5 Centimetres Per Second. What can you really say about a movie which has become somewhat famous since its release, and has been tipped as being one of the greatest anime movies in recent years. Strangely enough, unlike most, I wasn’t introduced to Makoto Shinkai’s work through this movie like most were. I was introduced through Children Who Chase Lost Voices, so for me it was certainly interesting to go back to his best work as the second of his work that I viewed.
5 Centimetres Per Second splits its story into three different parts, all focused in different aspects of Takaki Tono and Akari Shinohara’s lives; once while they’re still fairly young, once when they’re in their teenage years, and finally we see them in their adult lives. Although, while the story is focused on these two characters, we’re actually seeing it mostly play out through the eyes of Takaki. The two become very close friends in elementary school, but Akari ends up moving away and the two stay in contact through letters. One day Takaki learns that, because of his dads job, he too will end up moving but he will end up so far away that Akari and him won’t have the chance to meet up. And thus the first part of this story shows us Takaki braving harsh winter weather to go and visit Akari ahead of his move, and it’s here that we fully come to realise the feelings between the two. It isn’t that much is said at all, but the emotion and feelings between the two are perfectly portrayed by the animation and soundtrack of the movie and it’s easy to become lost in the whole thing.

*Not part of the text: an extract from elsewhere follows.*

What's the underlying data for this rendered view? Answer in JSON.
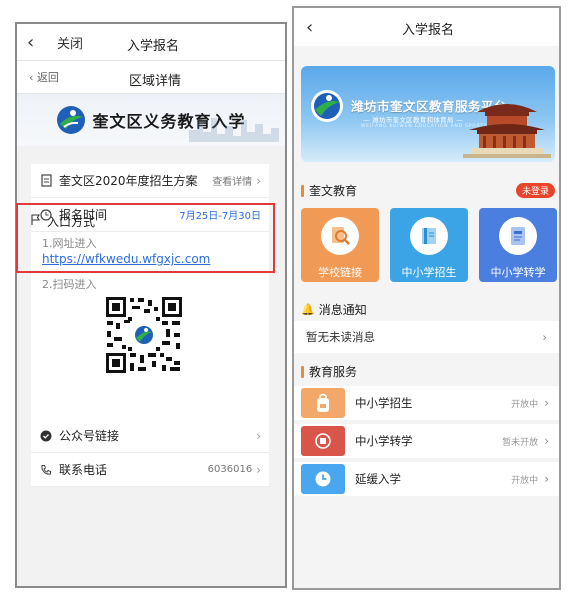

The second part of the movie isn’t quite shown through Takaki’s eyes as this time we visit him as a teenager and see the story through one of his female classmates at his new school who has strong feelings for Takaki. However as time goes on she quickly realises that he doesn’t look at her like that and that whom Takaki longs for is not her, and isn’t even near him, it’s far beyond that island and that place. This, strangely enough, doesn’t feel anywhere near as emotional as the first and last part of the film because while we feel for Kanae (the girl we’re seeing this aspect of the story through), there is little to no real connection between her and Takaki when compared to the connection between Takai and Akari, and that does play on your mind while you’re watching all this unfold. That isn’t to say it’s a bad part of the movie, because it truly isn’t, just that it isn’t quite as emotionally strong as the start and finish.
The final part of the movie shows Takaki being all grown up and still longing for Akari who he hasn’t spoken to since that snowy trip to visit her in his childhood. This part of the story doesn’t give us much in the way of interactions between characters, if anything at all, because everything is portrayed perfectly by the animation and overall soundtrack of the movie. It shows us that Akari is getting ready to marry and has moved on. Although she still thinks about Takaki, and in a way the movie is trying to show us that we don’t always get those happy endings that we want. For Takaki this part of the movie is trying to show us the loneliness he is going through.
The movie overall is very powerful in the themes it puts across and because of our lack of a happy ending it’s staying true to real life and the fact that people may start out together, but they may not be able to stay together no matter how strong their feelings are. One may go through a great deal of loneliness and suffering because of that, which we see in Takaki, and which makes it all the more powerful because again it all seems so real. Takaki feels like the time he spends trying to visit Akari by train in the first part of the movie is years, even when only a few moments have passed, something which everyone will be able to relate to from some stage in their life. Maybe what is most impressive here however is how we don’t need much character interaction, or many words, because every feeling is being perfectly portrayed by the animation, animation which is always at the top of its game and looks and feels very pretty and realistic. It’s something that I haven’t felt with anime for a very long time because so much falls back on its story, which is never a bad thing, but then something like 5 Centimetres Per Second comes along and is all the more refreshing because of how it’s done.
I can’t really finish off this review without mentioning that utterly amazing soundtrack 5 Centimetres per Second has. Each track is packed with so much emotion that you realise that this movie wouldn’t be even half as powerful as it is without its soundtrack. They may be simple piano pieces but they’re really very powerful in what they do and add so much to this already emotional story. Music is one of the first things that stands out to me when watching anime, so of course it has quickly become something which means a lot to me. So it’s especially nice to come across a soundtrack like this, a soundtrack which packs so much emotion even when you listen to it away from the movie. It’s very pretty and well worth listening out for if you watch this movie
In closing: The middle section of this story does let it down emotionally just slightly, but overall 5 Centimetres Per Second is an outstanding movie which is a must watch for fans of anime. And hey, when the run time is only 60 minutes you really have no excuse not to give it a chance.
Scores out of ten:
- Overall 9.5
- Animation 9
- Story 8
- Soundtrack 10
- Characters 8
5 Centimetres per Second has been released on DVD by MangaUK in the UK.